Three springs feed the stream within the boundaries of the Nahal Tavor Nature Reserve: Ein Rechesh, Ein Ze'ev, and Ein Shachal. Ein Rechesh is near Tel Rekhesh/Tell el-Mukharkhash, an archaeological tell thought to be Anaharath, a town mentioned in the description of one of Thutmose III's campaigns, and also in , describing the allotment of the Tribe of Issachar. After 13 excavation campaigns executed between 2006 and 2023, it was concluded that site was almost continuously occupied from the Early Bronze Age to the Byzantine period. A large Assyrian 7th or 6th century BCE fortified structure containing several halls and plastered baths was discovered there. A scarab-shaped carnelian seal bearing the carved image of a winged animal (griffin?) was found at the foot of the tell in 2024, of possibly Assyrian or Babylonian age, which could be proof of Tel Rekhesh serving as an administrative centre at the time. An Early Roman period (first–second centuries CE) synagogue stood in the highest (northeast) area of the mound (Area G).

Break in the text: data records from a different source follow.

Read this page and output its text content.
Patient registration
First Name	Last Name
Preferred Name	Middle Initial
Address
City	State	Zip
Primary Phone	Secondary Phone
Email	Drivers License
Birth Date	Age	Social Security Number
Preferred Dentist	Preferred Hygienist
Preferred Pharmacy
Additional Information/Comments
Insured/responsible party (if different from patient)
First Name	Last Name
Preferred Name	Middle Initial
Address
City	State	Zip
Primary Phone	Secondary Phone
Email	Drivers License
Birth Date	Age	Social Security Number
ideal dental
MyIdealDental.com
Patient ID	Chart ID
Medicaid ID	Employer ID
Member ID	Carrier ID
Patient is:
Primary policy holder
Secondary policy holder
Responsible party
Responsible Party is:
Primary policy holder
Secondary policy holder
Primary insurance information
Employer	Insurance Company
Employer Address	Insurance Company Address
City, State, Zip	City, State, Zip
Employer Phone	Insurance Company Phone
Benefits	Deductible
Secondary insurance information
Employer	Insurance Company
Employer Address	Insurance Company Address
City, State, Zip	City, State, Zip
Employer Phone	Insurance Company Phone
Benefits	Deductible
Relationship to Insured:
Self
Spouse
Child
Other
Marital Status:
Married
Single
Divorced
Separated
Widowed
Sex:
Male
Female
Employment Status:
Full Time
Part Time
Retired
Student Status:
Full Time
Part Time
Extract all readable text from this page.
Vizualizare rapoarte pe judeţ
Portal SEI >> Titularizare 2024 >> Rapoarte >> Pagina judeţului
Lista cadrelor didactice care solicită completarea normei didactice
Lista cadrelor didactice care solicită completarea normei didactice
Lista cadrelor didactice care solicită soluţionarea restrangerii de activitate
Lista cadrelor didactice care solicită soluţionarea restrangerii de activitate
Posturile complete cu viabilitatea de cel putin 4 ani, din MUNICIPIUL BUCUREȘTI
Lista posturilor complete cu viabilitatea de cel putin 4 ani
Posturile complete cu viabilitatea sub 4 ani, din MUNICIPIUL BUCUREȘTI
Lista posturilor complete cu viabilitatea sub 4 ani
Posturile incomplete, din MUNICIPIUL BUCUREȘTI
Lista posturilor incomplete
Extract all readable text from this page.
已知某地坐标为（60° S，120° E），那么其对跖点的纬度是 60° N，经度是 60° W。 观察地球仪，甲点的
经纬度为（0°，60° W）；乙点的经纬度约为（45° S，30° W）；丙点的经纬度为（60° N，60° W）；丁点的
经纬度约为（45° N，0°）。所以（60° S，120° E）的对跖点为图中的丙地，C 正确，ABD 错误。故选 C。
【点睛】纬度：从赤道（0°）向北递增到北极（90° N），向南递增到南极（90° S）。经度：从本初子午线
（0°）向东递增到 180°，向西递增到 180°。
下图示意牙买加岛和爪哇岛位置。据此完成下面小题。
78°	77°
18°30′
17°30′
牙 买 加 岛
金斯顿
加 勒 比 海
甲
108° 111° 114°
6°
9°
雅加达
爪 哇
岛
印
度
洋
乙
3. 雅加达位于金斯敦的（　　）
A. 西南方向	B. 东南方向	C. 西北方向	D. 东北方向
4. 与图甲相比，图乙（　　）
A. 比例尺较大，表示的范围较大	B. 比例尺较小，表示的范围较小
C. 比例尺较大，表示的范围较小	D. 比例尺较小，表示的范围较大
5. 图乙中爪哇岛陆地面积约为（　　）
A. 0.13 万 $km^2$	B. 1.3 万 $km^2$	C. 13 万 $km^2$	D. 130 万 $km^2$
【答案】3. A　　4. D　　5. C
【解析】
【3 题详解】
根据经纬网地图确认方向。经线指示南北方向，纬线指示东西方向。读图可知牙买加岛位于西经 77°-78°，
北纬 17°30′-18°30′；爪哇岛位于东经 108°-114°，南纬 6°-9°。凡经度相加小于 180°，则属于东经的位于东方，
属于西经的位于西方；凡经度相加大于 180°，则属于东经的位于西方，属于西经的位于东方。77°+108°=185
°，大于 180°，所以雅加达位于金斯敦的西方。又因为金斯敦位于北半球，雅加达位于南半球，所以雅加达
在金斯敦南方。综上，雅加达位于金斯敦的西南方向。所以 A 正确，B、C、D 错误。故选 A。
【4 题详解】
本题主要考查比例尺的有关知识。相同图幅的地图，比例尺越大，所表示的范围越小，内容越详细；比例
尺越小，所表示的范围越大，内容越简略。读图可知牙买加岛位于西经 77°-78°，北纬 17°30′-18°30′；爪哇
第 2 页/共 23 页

Near Kibbutz Gazit, the stream runs through a basalt canyon.

==Nature reserve==
The Tabor Stream received nature reserve status in 1974.

The nature reserve encompasses the stream from the area near Kfar Kish up to Highway 90.

Flora includes Tamarix, Willow, Ziziphus spina-christi, Pistacia atlantica, Faidherbia albida, and Prunus korshinskyi trees. Many wildflowers grow during the winter months, such as Lupins (Lupinus pilosus), Cyclamen persicum, Anemones, Chives, and Asafoetida.

Fauna in the reserve includes gazelles (Gazella gazella gazella), Spanish sparrows and Alectoris partridges.